Bu yoğun süreçte öğrencilere ve velilere uyarı ve önerilerde bulunan Çocuk ve Genç Psikiyatri Uzmanı Dr. Emine Demirbaş Çakır, “Biraz kaygının olması eksikleri fark edebilmek, canlı, uyanık, dikkatli olabilmek, çalışmaya motive olmak açısından olumlu itici güç olur. Ancak aşırı kaygı belli bir noktadan sonra çocuğun öğrendiklerini sınav performansına yansıtmakta zorlanmasının yanı sıra duygusal, bedensel ve zihinsel sıkıntılara da yol açmaktadır” şeklinde konuştu.
“Çocuklarımız kaygıyı tanımalı, bastırmak yerine yönetmeli”
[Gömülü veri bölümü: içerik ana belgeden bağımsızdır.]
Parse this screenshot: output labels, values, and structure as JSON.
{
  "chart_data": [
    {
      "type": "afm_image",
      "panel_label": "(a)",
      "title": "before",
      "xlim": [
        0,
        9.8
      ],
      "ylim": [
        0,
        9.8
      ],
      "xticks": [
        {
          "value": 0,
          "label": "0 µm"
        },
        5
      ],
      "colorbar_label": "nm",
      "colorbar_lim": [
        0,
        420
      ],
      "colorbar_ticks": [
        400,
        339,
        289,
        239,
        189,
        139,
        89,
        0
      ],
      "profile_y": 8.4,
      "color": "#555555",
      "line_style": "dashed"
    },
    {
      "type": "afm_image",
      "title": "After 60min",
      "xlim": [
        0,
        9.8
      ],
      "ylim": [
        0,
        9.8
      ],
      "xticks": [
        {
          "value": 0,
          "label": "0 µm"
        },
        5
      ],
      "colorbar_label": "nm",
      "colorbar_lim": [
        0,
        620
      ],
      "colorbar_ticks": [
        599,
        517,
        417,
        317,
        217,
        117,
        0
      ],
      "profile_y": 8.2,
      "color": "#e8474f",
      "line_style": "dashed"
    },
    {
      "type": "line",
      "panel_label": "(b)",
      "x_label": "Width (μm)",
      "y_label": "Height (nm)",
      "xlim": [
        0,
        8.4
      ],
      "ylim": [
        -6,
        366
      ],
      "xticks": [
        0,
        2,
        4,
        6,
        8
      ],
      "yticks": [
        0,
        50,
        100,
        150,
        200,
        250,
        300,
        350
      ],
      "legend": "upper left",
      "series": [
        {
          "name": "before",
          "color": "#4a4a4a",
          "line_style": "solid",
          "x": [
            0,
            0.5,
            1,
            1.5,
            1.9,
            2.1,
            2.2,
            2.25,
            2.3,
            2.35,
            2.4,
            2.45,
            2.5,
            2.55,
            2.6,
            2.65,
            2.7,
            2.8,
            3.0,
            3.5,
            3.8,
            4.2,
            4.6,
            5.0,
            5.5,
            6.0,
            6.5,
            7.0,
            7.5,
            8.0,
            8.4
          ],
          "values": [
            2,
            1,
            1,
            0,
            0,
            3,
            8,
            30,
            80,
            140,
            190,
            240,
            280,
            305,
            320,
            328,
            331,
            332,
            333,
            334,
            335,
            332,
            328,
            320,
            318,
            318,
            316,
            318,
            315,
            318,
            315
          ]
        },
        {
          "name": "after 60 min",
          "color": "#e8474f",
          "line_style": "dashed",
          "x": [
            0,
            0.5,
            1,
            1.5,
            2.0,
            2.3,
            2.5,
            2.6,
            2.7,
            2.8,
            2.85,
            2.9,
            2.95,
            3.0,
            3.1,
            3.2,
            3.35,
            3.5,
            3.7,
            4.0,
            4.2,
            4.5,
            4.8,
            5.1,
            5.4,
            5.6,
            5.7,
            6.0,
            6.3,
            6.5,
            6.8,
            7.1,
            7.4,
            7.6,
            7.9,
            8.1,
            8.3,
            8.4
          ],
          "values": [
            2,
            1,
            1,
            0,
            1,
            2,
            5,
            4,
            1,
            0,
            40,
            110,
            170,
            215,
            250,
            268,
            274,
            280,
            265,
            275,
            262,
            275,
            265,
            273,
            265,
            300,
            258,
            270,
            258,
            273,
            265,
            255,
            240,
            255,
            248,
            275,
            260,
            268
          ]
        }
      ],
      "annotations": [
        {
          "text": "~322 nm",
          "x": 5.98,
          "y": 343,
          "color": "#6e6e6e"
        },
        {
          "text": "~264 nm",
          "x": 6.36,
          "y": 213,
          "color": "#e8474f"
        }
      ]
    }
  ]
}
Çocukların ve ailelerin sınava ilişkin tutum ve düşüncelerini gözden geçirmeleri gerektiğine vurgu yapan Dr. Çakır, “Çoğu çocuk sınava yeteri kadar çalışmış olmasına rağmen, sınavın olumsuz geçebileceğini, olumsuz geçmesi durumunda başlarına gelebileceklerle ilgili aileden ve çevreden alabilecekleri tepkiler ile ilgili endişelenmektedir. Çocuğun bu noktada ‘Sınav benim nasıl biri olduğumu gösterir, başarısızım’ gibi gerçekçi olmayan düşüncelerinin farkına varması, gerçekçi bir bağlamda bunları sorgulaması; bu düşüncelere, ‘Elimden geldiği kadar çalıştım. Bu sadece bir sınav. Benim ne kadar değerli ya da yeterli olduğumu belirlemez’ gibi alternatif yanıtlar geliştirerek kontrolü ele alabilmesi, kaygısını tanıması, onu bastırmak yerine nasıl yöneteceğini öğrenmesi, kaygının bedensel belirtilerini yatıştırıcı nefes ve gevşeme egzersizlerini hayatına koyabilmesi çocuğu rahatlatacaktır” dedi.
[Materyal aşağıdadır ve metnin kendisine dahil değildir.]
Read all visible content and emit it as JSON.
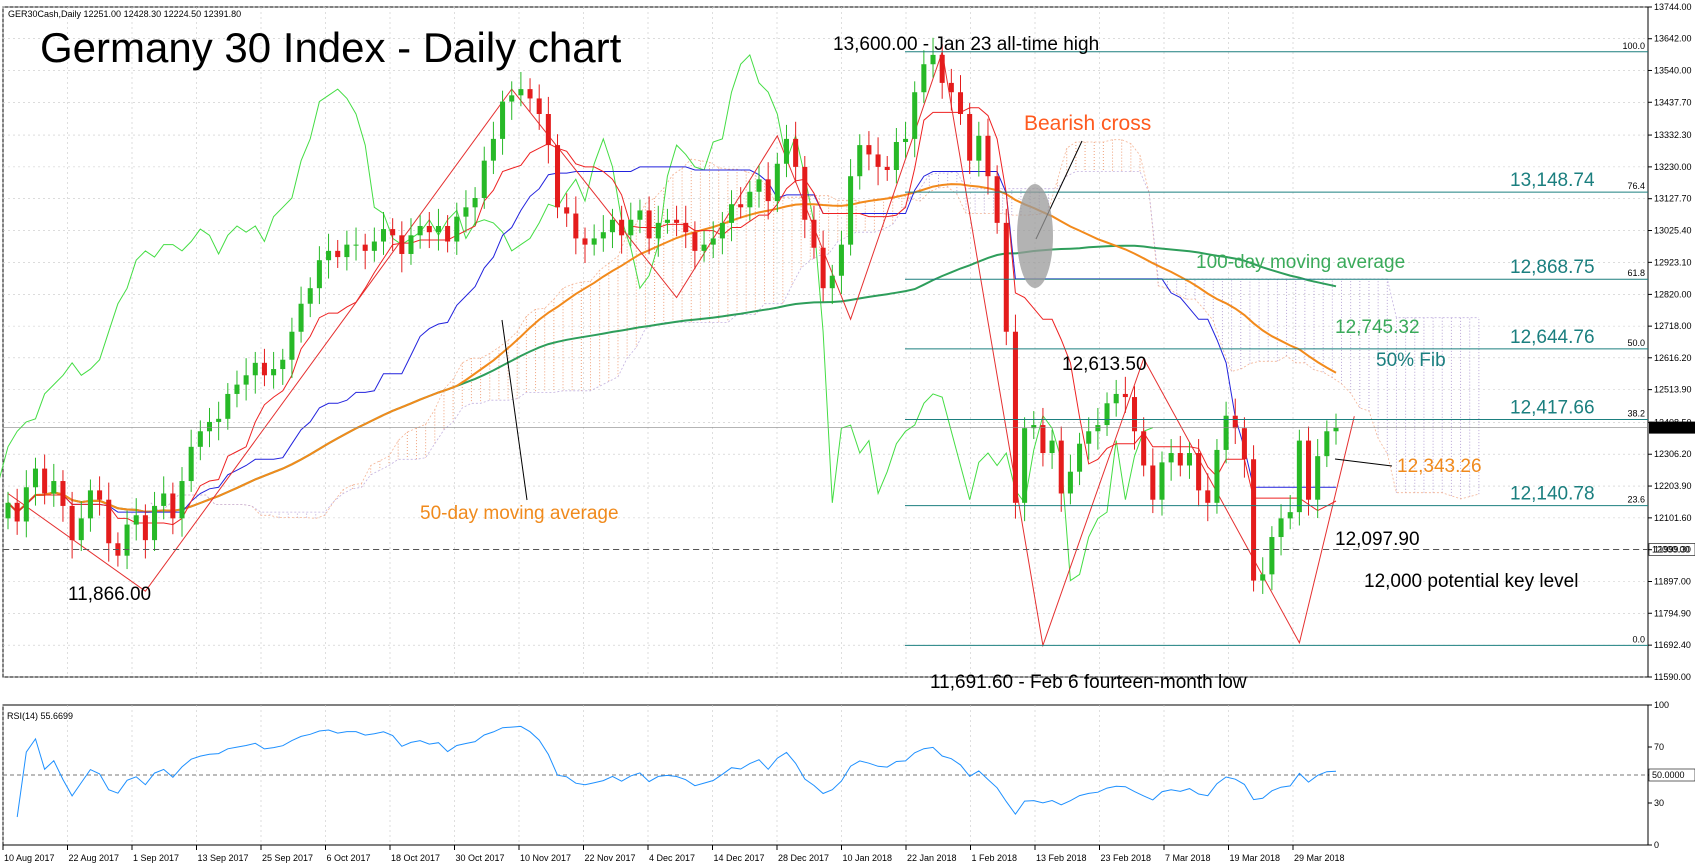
{
  "chart_data": {
    "type": "candlestick",
    "title": "Germany 30 Index - Daily chart",
    "header": "GER30Cash,Daily  12251.00 12428.30 12224.50 12391.80",
    "current_price_label": "12391.80",
    "key_level_label": "12000.00",
    "price_axis": {
      "range": [
        11590,
        13744
      ],
      "ticks": [
        "13744.00",
        "13642.00",
        "13540.00",
        "13437.70",
        "13332.30",
        "13230.00",
        "13127.70",
        "13025.40",
        "12923.10",
        "12820.00",
        "12718.00",
        "12616.20",
        "12513.90",
        "12408.50",
        "12306.20",
        "12203.90",
        "12101.60",
        "11999.30",
        "11897.00",
        "11794.90",
        "11692.40",
        "11590.00"
      ]
    },
    "x_axis": {
      "ticks": [
        "10 Aug 2017",
        "22 Aug 2017",
        "1 Sep 2017",
        "13 Sep 2017",
        "25 Sep 2017",
        "6 Oct 2017",
        "18 Oct 2017",
        "30 Oct 2017",
        "10 Nov 2017",
        "22 Nov 2017",
        "4 Dec 2017",
        "14 Dec 2017",
        "28 Dec 2017",
        "10 Jan 2018",
        "22 Jan 2018",
        "1 Feb 2018",
        "13 Feb 2018",
        "23 Feb 2018",
        "7 Mar 2018",
        "19 Mar 2018",
        "29 Mar 2018"
      ]
    },
    "fibonacci": [
      {
        "level": "100.0",
        "price": 13600.0,
        "label": ""
      },
      {
        "level": "76.4",
        "price": 13148.74,
        "label": "13,148.74"
      },
      {
        "level": "61.8",
        "price": 12868.75,
        "label": "12,868.75"
      },
      {
        "level": "50.0",
        "price": 12644.76,
        "label": "12,644.76"
      },
      {
        "level": "38.2",
        "price": 12417.66,
        "label": "12,417.66"
      },
      {
        "level": "23.6",
        "price": 12140.78,
        "label": "12,140.78"
      },
      {
        "level": "0.0",
        "price": 11691.6,
        "label": ""
      }
    ],
    "annotations": {
      "ath": "13,600.00 - Jan 23 all-time high",
      "bearish_cross": "Bearish cross",
      "ma100": "100-day moving average",
      "ma100_value": "12,745.32",
      "fib50": "50% Fib",
      "peak": "12,613.50",
      "ma50_value": "12,343.26",
      "ma50": "50-day moving average",
      "kijun_value": "12,097.90",
      "key_level": "12,000 potential key level",
      "low_2017": "11,866.00",
      "feb_low": "11,691.60 - Feb 6 fourteen-month low"
    },
    "rsi": {
      "label": "RSI(14) 55.6699",
      "value_label": "50.0000",
      "ticks": [
        "100",
        "70",
        "50",
        "30",
        "0"
      ],
      "range": [
        0,
        100
      ]
    },
    "series_approx": {
      "close": [
        12150,
        12090,
        12200,
        12260,
        12180,
        12220,
        12140,
        12030,
        12100,
        12190,
        12160,
        12020,
        11980,
        12080,
        12110,
        12030,
        12140,
        12180,
        12100,
        12220,
        12330,
        12380,
        12410,
        12420,
        12500,
        12530,
        12560,
        12600,
        12560,
        12580,
        12610,
        12700,
        12790,
        12840,
        12930,
        12960,
        12940,
        12980,
        12980,
        12960,
        12990,
        13030,
        13010,
        12950,
        13010,
        13040,
        13020,
        13040,
        12990,
        13070,
        13100,
        13130,
        13250,
        13320,
        13440,
        13460,
        13480,
        13450,
        13400,
        13300,
        13100,
        13080,
        13000,
        12980,
        13000,
        13020,
        13060,
        13010,
        13060,
        13090,
        13000,
        13050,
        13060,
        13050,
        13020,
        12960,
        12980,
        13000,
        13050,
        13110,
        13100,
        13150,
        13190,
        13120,
        13240,
        13320,
        13230,
        13060,
        12970,
        12840,
        12880,
        12980,
        13200,
        13300,
        13270,
        13230,
        13220,
        13310,
        13320,
        13470,
        13560,
        13590,
        13500,
        13470,
        13400,
        13250,
        13330,
        13200,
        13050,
        12700,
        12150,
        12390,
        12400,
        12310,
        12350,
        12180,
        12250,
        12340,
        12380,
        12400,
        12470,
        12500,
        12490,
        12380,
        12270,
        12160,
        12280,
        12310,
        12270,
        12310,
        12190,
        12150,
        12320,
        12430,
        12390,
        12290,
        11900,
        11920,
        12040,
        12100,
        12120,
        12350,
        12160,
        12300,
        12380,
        12391.8
      ]
    }
  }
}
“Hayatta her şeyin telafisi vardır”
Sınavın hayatın amacı olmadığını, çocuklarımızın hedeflerine ulaşmak için bir araç olduğunu unutmamak gerekir diyen Dr. Çakır şöyle devam etti: “Aileler için de sınavın ne ifade ettiği, sınavlar konusundaki düşünce ve tutumları, yüksek beklenti düzeyleri çocuğun sınava ilişkin kaygısını artırabilmektedir. Şüphesiz ki sınavların hayatımızın üzerindeki etkileri yok sayılamaz. Ancak hayatta her şeyin telafisi vardır. Sınavın hayatın amacı olmadığını, çocuklarımızın hedeflerine ulaşmak için bir araç olduğunu unutmamak gerekir. Çocuğumuzu kaygılandırmamak için ona sınav öncesi ve sonrasında, değerli olduğunu söylememiz ve davranışlarımızla hissettirmemiz gerekir.”
“Sınava hazır olmayan bir çocuk doğal olarak kaygılanacaktır”
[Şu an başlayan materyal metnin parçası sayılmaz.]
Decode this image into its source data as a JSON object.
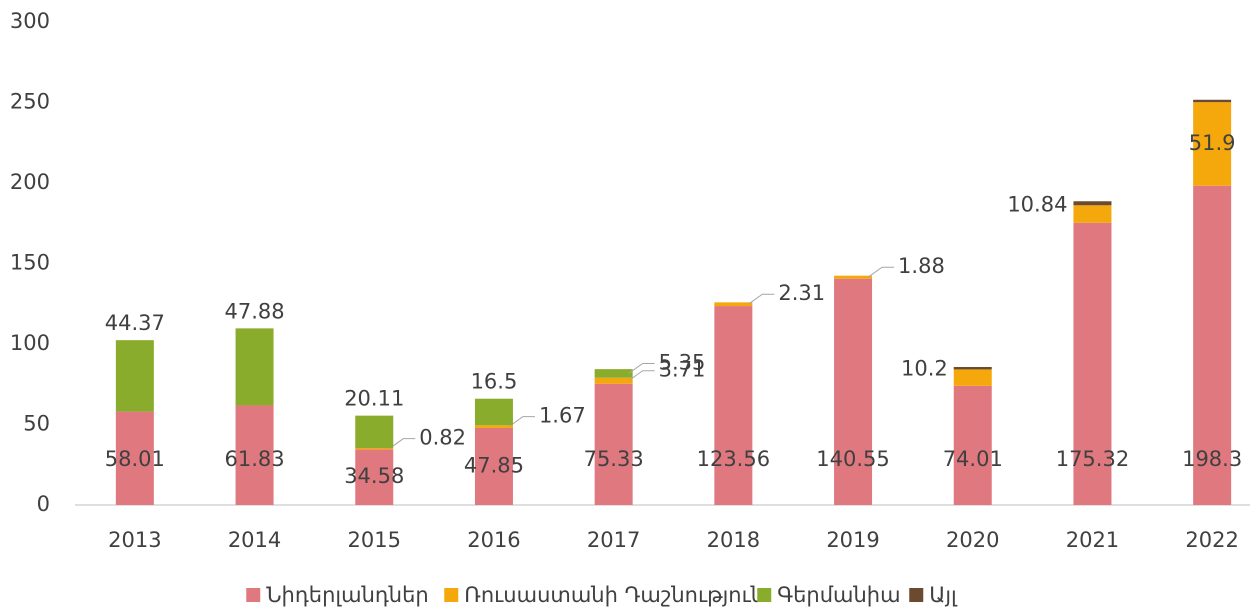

Sınava hazırlık süreciyle ilgili de önerilerini sıralayan Dr. Çakır, sözlerini şöyle noktaladı: “Sınava hazır olmayan bir çocuk doğal olarak kaygılanacaktır. Sınava da bilinçli ve doğru bir şekilde hazırlanmak çok önemlidir. Sınava hala zaman varken, sınava hazırlık sürecinde çocuklarımız öncelikle çalışma alışkanlıklarını gözden geçirmelidir. Kısa ve uzun vadeli gerçekçi çalışma hedefleri koyarak planlı ve programlı çalışma disiplini edinmeleri, sınava yönelik çalışmaları son zamana bırakmamaları, zamanı iyi kullanma becerilerini geliştirmeleri, yeteri kadar iyi beslenmeleri, uyumaları, ders dışında kendilerini rahat hissettikleri spor, müzik gibi aktivitelere devam etmeleri sınava hazır olduklarını hissetmeleri açısından önemlidir.”